Ну, дальше, – да, И. А… Вот еще одно: когда перед «разрывом» впервые меня звал отец Арнольда:
«…Нужно ли ехать для этого прозрения? Стоит ли покупать это прозрение ценой унизительной поездки?
Я стою за то, чтобы не ехать. У меня чувство такое, что не этот брак даст Оле счастье; что на этом и эдаком браке никогда не было и не будет благословения Божия. Счастье Оля найдет только с русским, мужественным и патриотическим сердцем.
…….
А мертвое и неверное надо отсечь.
Вот если Вам понадобится отсекающее письмо, то я готов помочь.
12. IX.1936»
Письмо длинное было. Я даю только самое сильное.
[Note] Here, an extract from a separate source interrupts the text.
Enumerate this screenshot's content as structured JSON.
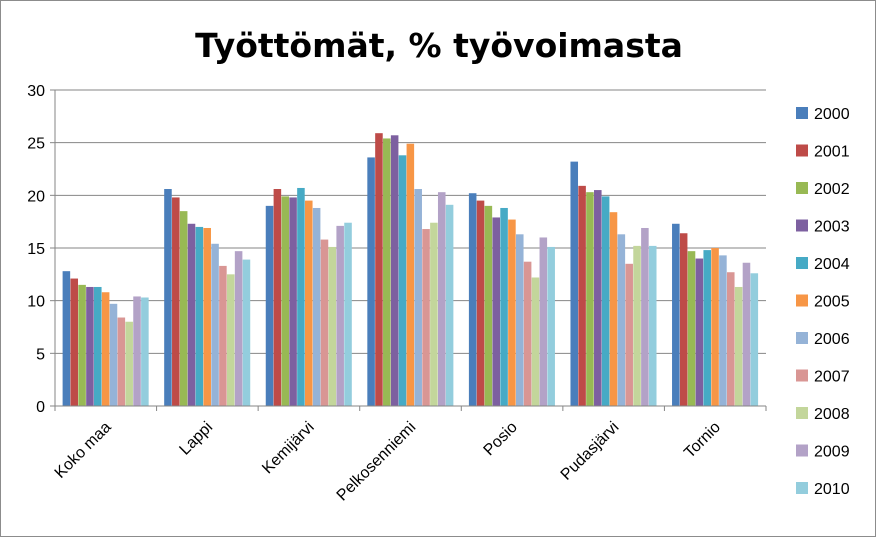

И я «отсекла», радикально, хирургически. И. А. одобрил вполне. И после этого «отсечения»… ты знаешь, что было после… И. А., тот же И. А., понял, что мне все же надо ехать. Благословил меня на поездку. А после… и на брак. Случилось это в нем после знакомства и разговора интимного с Арнольдом.
Да, в этот короткий промежуток… от сент. – до ноября… – был ты в моей… близи! Но я была тогда «исчерпана» вся горем. Горями. А ты? Разве нет? Ты же кровоточил, болел утратой. Нет, _т_о_г_д_а, – не надо было! Вероятно – не надо. Не знаю ничего! Господь знает!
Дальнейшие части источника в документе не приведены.